Investors had a subdued reaction Monday to the bailout chaos in Cyprus, but expect that to change significantly should policy makers stumble further.
What looked like a powerful sell-off instead turned into a session punctuated by a shrug and a collective breath-holding, with investors assuming that the initial plans to stop a potential sovereign debt hemorrhage would get scrapped.
"People are trying not to overreact," said Justin Wiggs, vice president of trading at Stifel Nicolas. "It's a big deal if the (original plan) does stick, but until we know, there's no definitive reason to sell except for taking some profits." (Read More: Cyprus Bank Tax Lit 'Two Sticks of Dynamite': El-Erian
Market participants have been waiting for weeks to see stocks take a break as the Standard & Poor's 500 has popped more than 9 percent higher in 2013.
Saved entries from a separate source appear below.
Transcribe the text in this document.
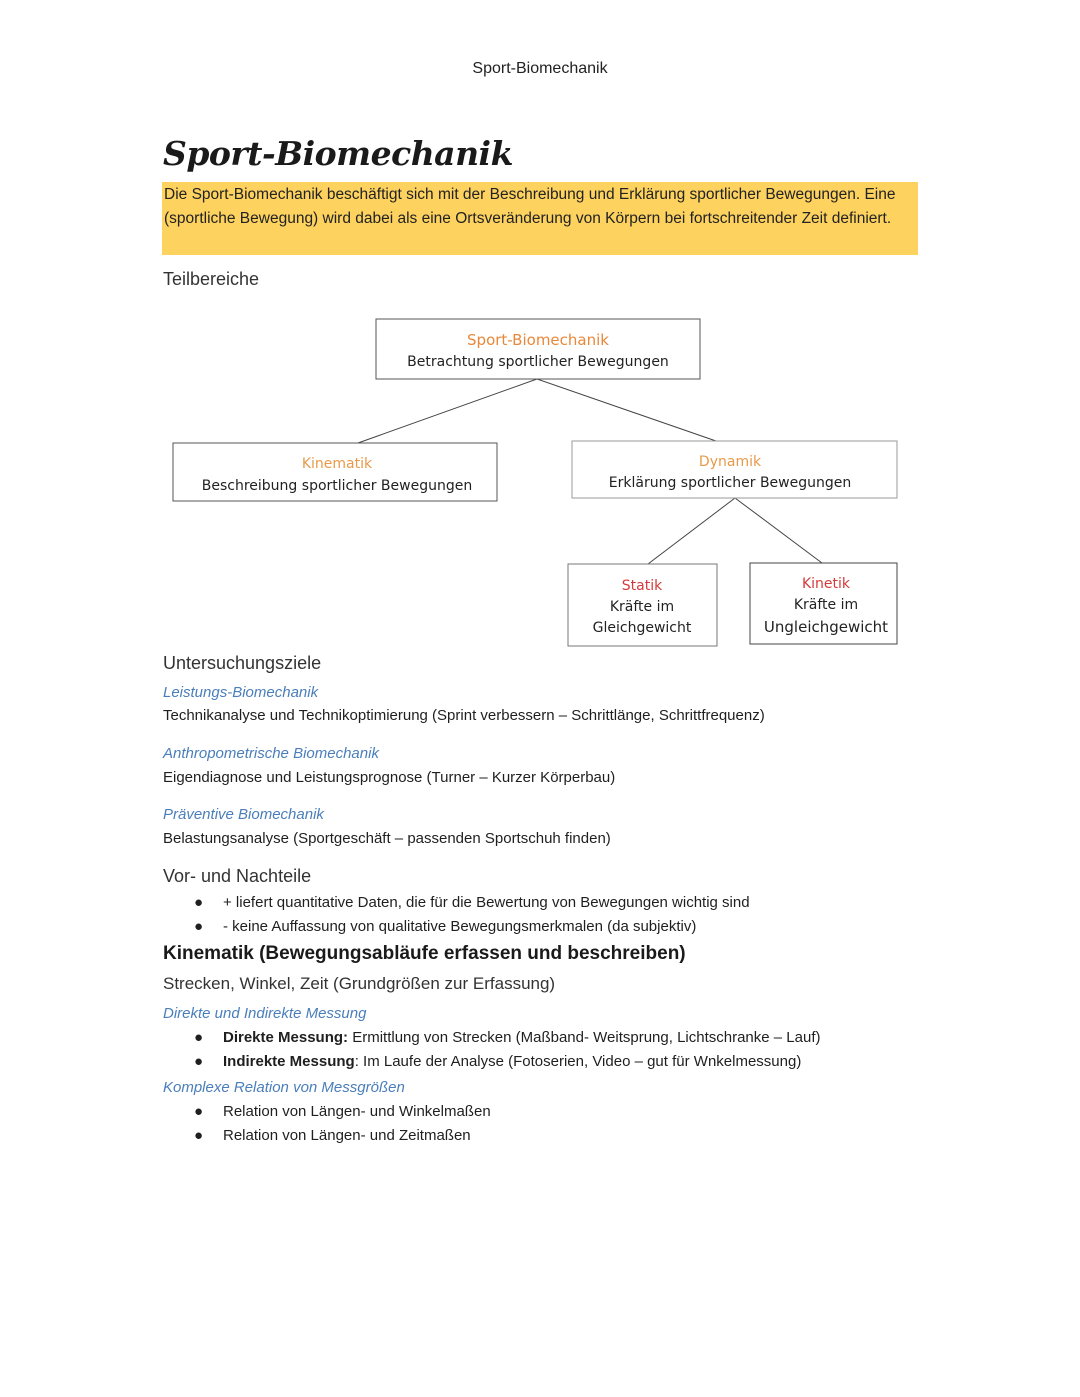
Sport-Biomechanik
Sport-Biomechanik
Die Sport-Biomechanik beschäftigt sich mit der Beschreibung und Erklärung sportlicher Bewegungen. Eine (sportliche Bewegung) wird dabei als eine Ortsveränderung von Körpern bei fortschreitender Zeit definiert.
Teilbereiche
Sport-Biomechanik
Betrachtung sportlicher Bewegungen
Kinematik
Beschreibung sportlicher Bewegungen
Dynamik
Erklärung sportlicher Bewegungen
Statik
Kräfte im
Gleichgewicht
Kinetik
Kräfte im
Ungleichgewicht
Untersuchungsziele
Leistungs-Biomechanik
Technikanalyse und Technikoptimierung (Sprint verbessern – Schrittlänge, Schrittfrequenz)
Anthropometrische Biomechanik
Eigendiagnose und Leistungsprognose (Turner – Kurzer Körperbau)
Präventive Biomechanik
Belastungsanalyse (Sportgeschäft – passenden Sportschuh finden)
Vor- und Nachteile
● + liefert quantitative Daten, die für die Bewertung von Bewegungen wichtig sind
● - keine Auffassung von qualitative Bewegungsmerkmalen (da subjektiv)
Kinematik (Bewegungsabläufe erfassen und beschreiben)
Strecken, Winkel, Zeit (Grundgrößen zur Erfassung)
Direkte und Indirekte Messung
● Direkte Messung: Ermittlung von Strecken (Maßband- Weitsprung, Lichtschranke – Lauf)
● Indirekte Messung: Im Laufe der Analyse (Fotoserien, Video – gut für Wnkelmessung)
Komplexe Relation von Messgrößen
● Relation von Längen- und Winkelmaßen
● Relation von Längen- und Zeitmaßen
The market has proven, though, to be resilient to scary headlines.
"When you're barking at the cusp of an all-time high, traders are looking for an excuse to sell down," said Jim Paulsen, chief market strategist at Wells Capital Management. "We're starting to understand that every bit of news is not a crisis."
A scare from the recent Italian elections sent the market into a brief tailspin from which it quickly recovered, and it looked like the weekend's Cyprus headlines might have the same temporary effect.
"At a minimum, Cyprus' pain is certainly providing clear evidence of what not to do in other countries," said Don Rissmiller, chief economist at Strategas. "The U.S. dollar is fulfilling its role as a reserve currency, though this probably comes through a few risk-off days to start."
(Read More: Cyprus Can't Put 'Genie Back in the Bottle': O'Neill)
Indeed, traders ran to the U.S. dollar against some currencies, but the greenback actually lagged against the euro and yen despite the geopolitical turmoil.
Overnight equity futures had indicated the market would fall 1 percent or more at the open, and the trading day did start off rough.
But the market regained its footing as hopes turned that European Union leaders would reconsider a plan that tapped savings accounts to pay for the bailout and raised fears of widespread bank runs.
"This weekend the news of course is of Cyprus and there shall be many who will argue that what happens in Cyprus should not…and some will argue cannot… have a material and long standing impact upon the US equity market," Dennis Gartman, author of the widely read Gartman Letter, wrote. "However, in the modern world that is simply not true." (Read More: 'Unfair, Dangerous' Cyprus Deal Whacks Rich Russians)
Those worries about global impact on a possibly precedent-setting decision for the future course of European debt rescues grew widespread.
The U.S. Treasury released a statement later in the day saying it would be monitoring the situation and hopes to see the bailout resolved in a "responsible and fair" manner.
"The economy of Cyprus is tiny...but far-reaching financial crises often have small beginnings and wars have been started over less," Julian Jessop, chief global economist at Capital Economics, said in a note to clients.
"What's more, if the rest of the EU is unwilling to cut a better deal for such a small economy at minimal cost, what chance is there for the bigger ones?"
Cyprus does present a unique case.
The island has developed a reputation for being a hotspot for international depositors looking for a place to hide funds, and the notion that some of that wealth would be taxed drew support from some quarters, including at the top levels of the International Monetary Fund. (Read More: Cyprus to Put Forward New Plan, Banks Stay Shut: Report
"Anyone paying attention wouldn't see this as the beginning of a worldwide trade," said Martin Leclerc, chief investment officer and portfolio manager at Barack Yard Advisors.
"I would be surprised if this model is repeated elsewhere. It's a Cyprus-specific issue."
In addition to the comparatively minuscule size of the Cyprus economy - about 0.2 percent of total euro zone gross domestic product - investors likely held to their beliefs that global central banks would continue to rush to plug any liquidity gaps.
The U.S. Federal Reserve has expanded its balance sheet past $3 trillion to backstop the financial system, while European Central Bank President Mario Draghi has pledged repeatedly to step in where necessary.
"The Fed is really engaged. The Fed cannot afford to see asset prices go down, and the economy is healing," Mohamed El-Erian, co-CEO at bond fund manager Pimco, told CNBC. "But there will come a time when we have to make that transition from assisted growth to genuine growth and there's a big question as to when and how we're going to do that."